De la reflexión a la acción; de la euforia a la calma. Así va el autor de este texto y así parece que vamos un poco todos, sin saber aún muy bien hacia a dónde y hasta cuándo estaremos así, en medio de un confinamiento que no es y que sí: la nueva normalidad, que le dicen.

 

Josué Nolasco

Foto: Logan Troxell

 

Esto que estamos viviendo es parecido a la guerra, aunque nunca he estado en una, me imagino y creo que es así: un día estás eufórico por una buena noticia y un instante después en pánico por el inminente ataque del enemigo. Así estamos con el coronavirus: las emociones y pensamientos no cesan sus movimientos, todo es rápido; se cree lo contrario, pero no, los cambios de humor y de sentimientos son trepidantes, apenas se repone uno de algo cuando de golpe y porrazo te llega otra cosa. Todo es inestable y cambiante.

 

Un ejemplo: le llamas a tu hermana y te dice que está preocupada y asustada por tu papá que no cree en el coronavirus y por lo tanto actúa sin el mínimo cuidado; después piensas que está a días de los ochenta años y te preocupas todavía más, después cuelgas y como cosa automática —acaso por casualidad— comienzas a ver un documental sobre Legorreta y su arquitectura. En un tramo del video, el arquitecto menciona que la arquitectura debe tener “misterio” y el sólo escuchar esa palabra e imaginarte los lugares que has visitado: pueblos, haciendas y ciudades que tienen untado el misterio, te estremeces y tu nueva alegría ante el hallazgo se trepa sobre la anterior melancolía y piensas y te maravillas y te dices: si fuera arquitecto quisiera que mis construcciones fueran misteriosas, y te preguntas: ¿cómo se construye el misterio?

 

La terraza de mi casa nos ha salvado, brindándonos momentos de solaz y alegría, nunca la habíamos disfrutado tanto (no teníamos tiempo). Es un espacio a cielo abierto —con macetitas y una banquita blanca— que nos saca de la cuevita de aire enrarecido en que se ha convertido nuestra casa en esta cuarentena y nos conecta con el cielo, la calle y los árboles de la secundaria de enfrente que, sin chiquillos, es el edén mismo. Salir a la terraza se ha convertido en mi fórmula predilecta para superar el abatimiento.

 

Antes también, —mis niños, mi esposa y yo— nos entreteníamos con la avioneta del gobierno que surcaba los cielos: primero ponían la canción de “Ay, Jalisco no te rajes”, semanas después pasaban y decían: “¡No salgas, quédate en casa!”; y ahora de plano en la “etapa de responsabilidad individual” ya no la he escuchado.

 

Ofrecerme para ir al “mandado” es otra práctica que me redime.
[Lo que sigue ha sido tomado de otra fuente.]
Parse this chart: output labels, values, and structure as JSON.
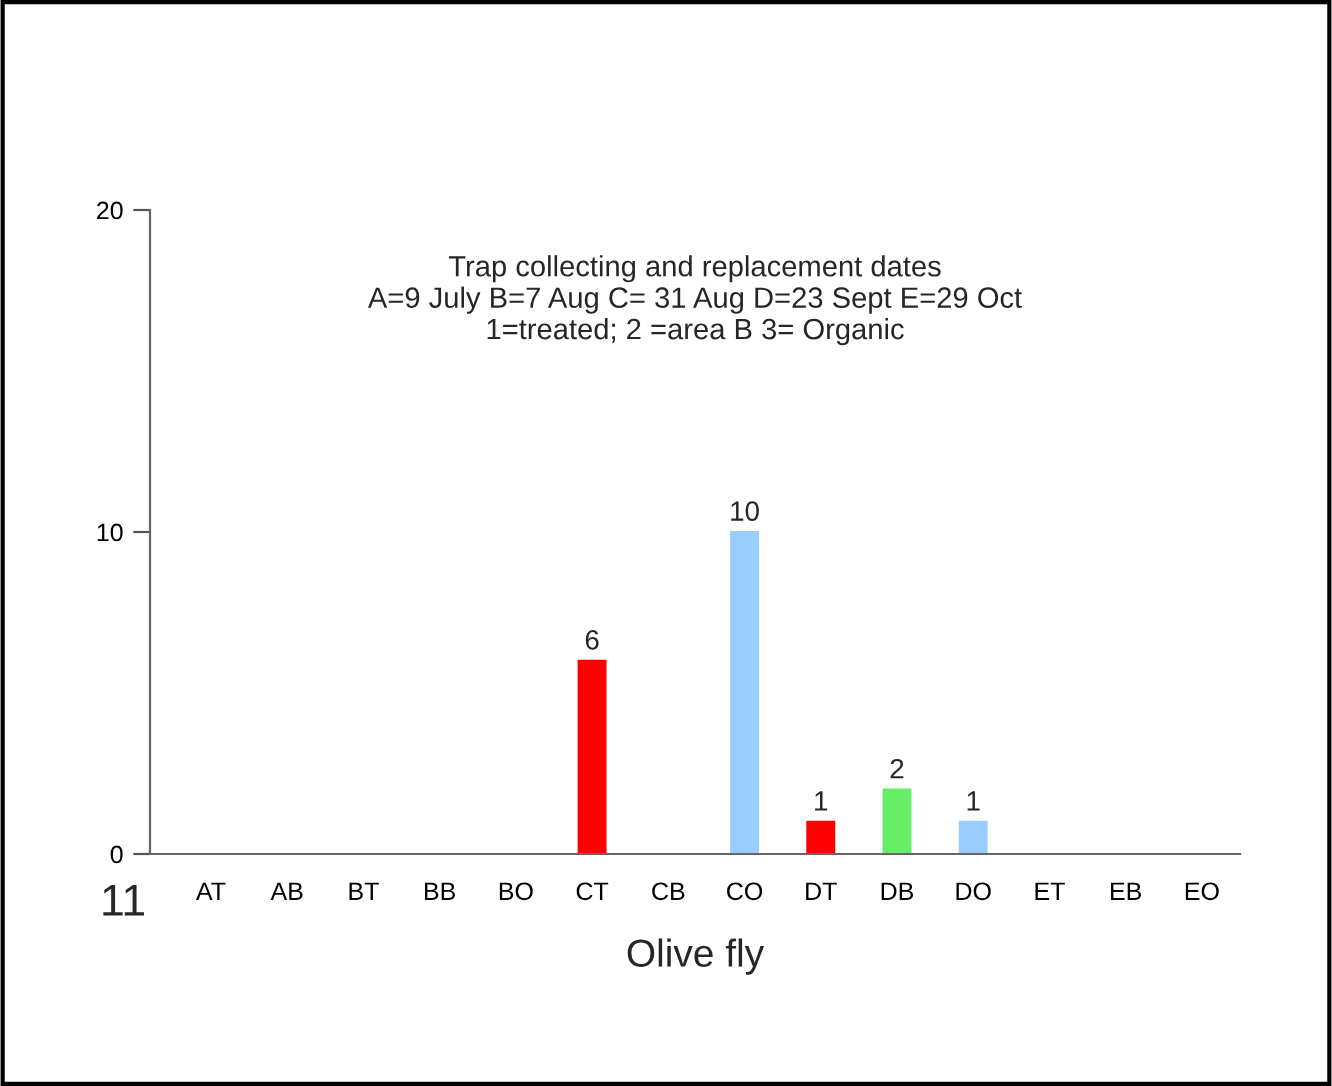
{
  "chart_data": {
    "type": "bar",
    "categories": [
      "AT",
      "AB",
      "BT",
      "BB",
      "BO",
      "CT",
      "CB",
      "CO",
      "DT",
      "DB",
      "DO",
      "ET",
      "EB",
      "EO"
    ],
    "values": [
      0,
      0,
      0,
      0,
      0,
      6,
      0,
      10,
      1,
      2,
      1,
      0,
      0,
      0
    ],
    "colors": [
      "#ff0000",
      "#66ee66",
      "#ff0000",
      "#66ee66",
      "#99ccff",
      "#ff0000",
      "#66ee66",
      "#99ccff",
      "#ff0000",
      "#66ee66",
      "#99ccff",
      "#ff0000",
      "#66ee66",
      "#99ccff"
    ],
    "value_labels": [
      null,
      null,
      null,
      null,
      null,
      "6",
      null,
      "10",
      "1",
      "2",
      "1",
      null,
      null,
      null
    ],
    "ylim": [
      0,
      20
    ],
    "yticks": [
      0,
      10,
      20
    ],
    "grid": false,
    "legend": false,
    "xlabel": "Olive fly",
    "annotations": [
      "Trap collecting and replacement dates\nA=9 July B=7 Aug C= 31 Aug D=23 Sept E=29 Oct\n1=treated; 2 =area B 3= Organic",
      "11"
    ]
  }
}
Procurarse un cubrebocas que te haga sobresalir del montón se ha convertido —para muchos— en prioridad. Cuando salgo a la calle me entretiene observar y criticar los cubrebocas ajenos. Existen unos de licra, o algo así, cuyos portadores parece como si trajeran un murciélago untado en la cara; por lo general los que los usan son policías, judiciales o ciudadanos que se creen muy “salsitas”. Luego están los artesanales, que son coloridos y con florecitas varias y arabescos diversos, sus usuarios casi siempre se visten de manta y huarachito y se creen los muy intelectuales.

 

El otro día que fui a Soriana, cuando iba entrando, vislumbré a un cholo que me llamó la atención porque parecía que traía pegado en el hocico la fachada de una carnicería: era el cubrebocas de las Chivas.

 

Distinguirse del otro a través del uso del cubrebocas se ha vuelto ya cosa común y a mí me entretiene observar eso para olvidarme de esta pandemia, es algo así como mi antídoto.

 

Todo este tiempo he creído en el coronavirus, menos una vez que aproveché para salir, abrazar y saludar de mano. La verdad me cansé de esperar el apocalipsis en calzón.

 

Después volví a creer, como dicen: volví al redil y ya actúo como lo haría cualquier feligrés responsable.

 

El coronavirus es como la religión: existe quien cree, quien no cree, o quien sí cree, pero no practica los preceptos ni asiste a una iglesia.

 

También existen los arrepentidos:

 

—¿Cómo está tío?

—Bien, y tú mijo: ¿cómo estás?

—También bien, gracias, tío.

—¡Pásate!

—No, gracias, tío. Ya ve cómo está toda está situación, lo mejor es así: saludar a la distancia para evitar contagios.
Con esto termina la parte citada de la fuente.